As the only fire-rated glazing product available product available at the time, traditional wired glass was granted a temporary exemption from meeting the CPSC standard. This exemption allowed wired glass manufactures to meet the lowest impact level of the ANSI Z97.1 standard stipulating 100 foot-pounds of impact.
This all changed in the 2003 International Building Code, when traditional wired glass lost its exemption from meeting safety glazing standards when used in educational and athletic facilities. In the 2004 IBC Supplement and the 2006 IBC, traditional wired glass was no longer exempt when used in any hazardous location for all new construction and in all types of occupancies. Replacement glazing up to 9 square feet (1,296 square inches) also had to meet the minimum CPSC Category I requirements. Furthermore, all glazing in gymnasiums or athletic facilities had to meet the more stringent Category II requirement.
While these code changes eliminated the use of traditional wired glass in areas where safety glazing is required, it did not constitute a complete ban on traditional wired glass.
Clear, non-wired fire and safety glazing alternatives
Clear, non-wired fire and safety-rated glazing options are alternative products that meet all of the fire and safety requirements of the code when fully certified, for applications where the institutional look of wire is undesirable. These options include specialty tempered glass, heat reflective specialty tempered glass, specialty fire protective glass 100-square-inch doorlites, filmed safety ceramics and laminated safety ceramics. Note, ceramic products must be filmed or laminated in order to be used in any hazardous locations, including doors and sidelites.
Clear fire-resistive products can be used in any fire-protective application and are required in any applications over 45 minutes, with the exception of 60-, 90- and 180-minute doors that might allowfire protective glass up to 100 square inches. Examples of fire resistive applications are one-hour and two-hour walls. Fire resistive glass use in these walls does not have any are limitations because of its ability to fully block radiant heat, an important characteristic that wire glass and other fire-protective products lack.

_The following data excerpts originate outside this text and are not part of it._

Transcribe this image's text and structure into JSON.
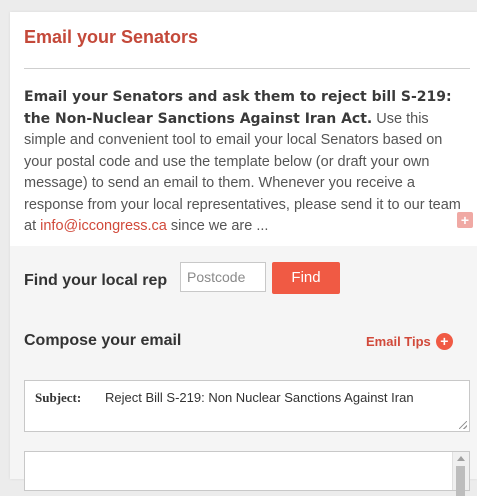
{
  "header": {
    "title": "Email your Senators"
  },
  "intro": {
    "lead": "Email your Senators and ask them to reject bill S-219: the Non-Nuclear Sanctions Against Iran Act.",
    "body": "Use this simple and convenient tool to email your local Senators based on your postal code and use the template below (or draft your own message) to send an email to them. Whenever you receive a response from your local representatives, please send it to our team at",
    "email_link": "info@iccongress.ca",
    "trail": "since we are ...",
    "expand_symbol": "+"
  },
  "find_rep": {
    "label": "Find your local rep",
    "placeholder": "Postcode",
    "button_label": "Find"
  },
  "compose": {
    "label": "Compose your email",
    "tips_label": "Email Tips",
    "tips_symbol": "+",
    "subject_label": "Subject:",
    "subject_value": "Reject Bill S-219: Non Nuclear Sanctions Against Iran"
  },
  "colors": {
    "accent": "#f05a44",
    "title_red": "#c4493a",
    "panel_gray": "#f5f5f5"
  }
}
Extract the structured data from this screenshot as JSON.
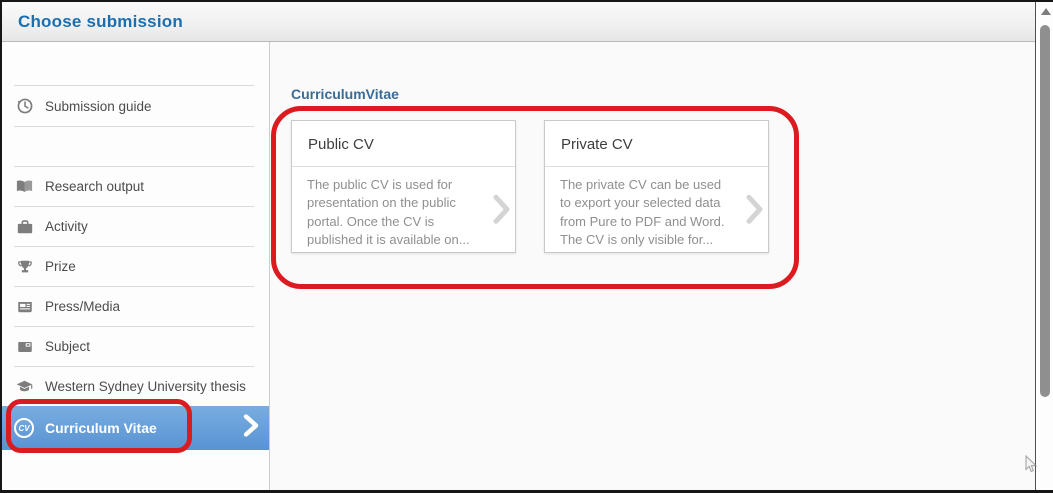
{
  "window": {
    "title": "Choose submission"
  },
  "sidebar": {
    "guide_item": {
      "label": "Submission guide",
      "icon": "history-clock-icon"
    },
    "items": [
      {
        "label": "Research output",
        "icon": "open-book-icon"
      },
      {
        "label": "Activity",
        "icon": "briefcase-icon"
      },
      {
        "label": "Prize",
        "icon": "trophy-icon"
      },
      {
        "label": "Press/Media",
        "icon": "newspaper-icon"
      },
      {
        "label": "Subject",
        "icon": "image-icon"
      },
      {
        "label": "Western Sydney University thesis",
        "icon": "graduation-cap-icon"
      }
    ],
    "selected_item": {
      "label": "Curriculum Vitae",
      "icon": "cv-badge-icon",
      "badge_text": "CV",
      "chevron": "chevron-right-icon"
    }
  },
  "content": {
    "section_title": "CurriculumVitae",
    "cards": [
      {
        "title": "Public CV",
        "description": "The public CV is used for presentation on the public portal. Once the CV is published it is available on...",
        "chevron": "chevron-right-icon"
      },
      {
        "title": "Private CV",
        "description": "The private CV can be used to export your selected data from Pure to PDF and Word. The CV is only visible for...",
        "chevron": "chevron-right-icon"
      }
    ]
  },
  "annotations": {
    "shape": "red-highlight",
    "color": "#dc1b21"
  },
  "colors": {
    "title_blue": "#1b6fb0",
    "section_title_blue": "#3a6b96",
    "selection_blue_top": "#79ade0",
    "selection_blue_bottom": "#5893d3",
    "annotation_red": "#dc1b21"
  }
}
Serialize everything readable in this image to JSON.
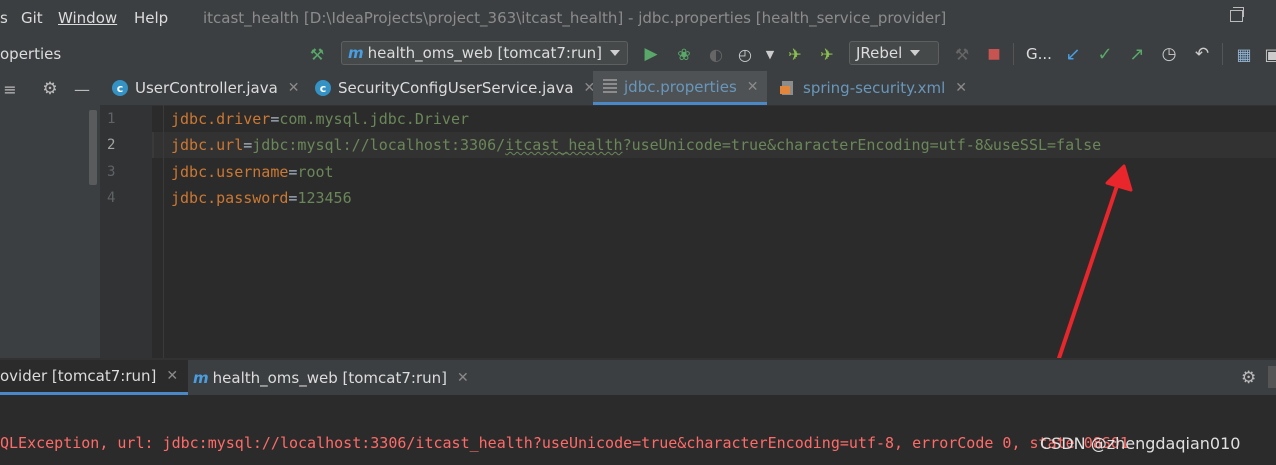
{
  "menubar": {
    "items": [
      "s",
      "Git",
      "Window",
      "Help"
    ],
    "title": "itcast_health [D:\\IdeaProjects\\project_363\\itcast_health] - jdbc.properties [health_service_provider]"
  },
  "toolbar": {
    "breadcrumb": "operties",
    "run_config": "health_oms_web [tomcat7:run]",
    "jrebel": "JRebel",
    "git_label": "G..."
  },
  "tabs": [
    {
      "label": "UserController.java",
      "icon": "java-class-icon"
    },
    {
      "label": "SecurityConfigUserService.java",
      "icon": "java-class-icon"
    },
    {
      "label": "jdbc.properties",
      "icon": "properties-file-icon",
      "active": true
    },
    {
      "label": "spring-security.xml",
      "icon": "xml-file-icon"
    }
  ],
  "editor": {
    "lines": [
      {
        "num": "1",
        "key": "jdbc.driver",
        "sep": "=",
        "value": "com.mysql.jdbc.Driver"
      },
      {
        "num": "2",
        "key": "jdbc.url",
        "sep": "=",
        "value_a": "jdbc:mysql://localhost:3306/",
        "value_b": "itcast_health",
        "value_c": "?useUnicode=true&characterEncoding=utf-8&useSSL=false"
      },
      {
        "num": "3",
        "key": "jdbc.username",
        "sep": "=",
        "value": "root"
      },
      {
        "num": "4",
        "key": "jdbc.password",
        "sep": "=",
        "value": "123456"
      }
    ]
  },
  "run_panel": {
    "tabs": [
      "ovider [tomcat7:run]",
      "health_oms_web [tomcat7:run]"
    ],
    "console_text": "QLException, url: jdbc:mysql://localhost:3306/itcast_health?useUnicode=true&characterEncoding=utf-8, errorCode 0, state 08S01"
  },
  "watermark": "CSDN @zhengdaqian010",
  "colors": {
    "background": "#2b2b2b",
    "key": "#cc7832",
    "value": "#6a8759",
    "error": "#ff6b68",
    "annotation_arrow": "#e8262b"
  }
}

When in doubt, safety glaze
It is safe to assume that confusion as to where you can and cannot use traditional wired glass will continue to linger. We are fortunate to live in a time when a variety of fire- and safety-rated glazing products are readily available. As the old saying goes, “An ounce of prevention is worth a pound of cure.” When in doubt, use safety glazing products to avoid potential injuries and liabilities.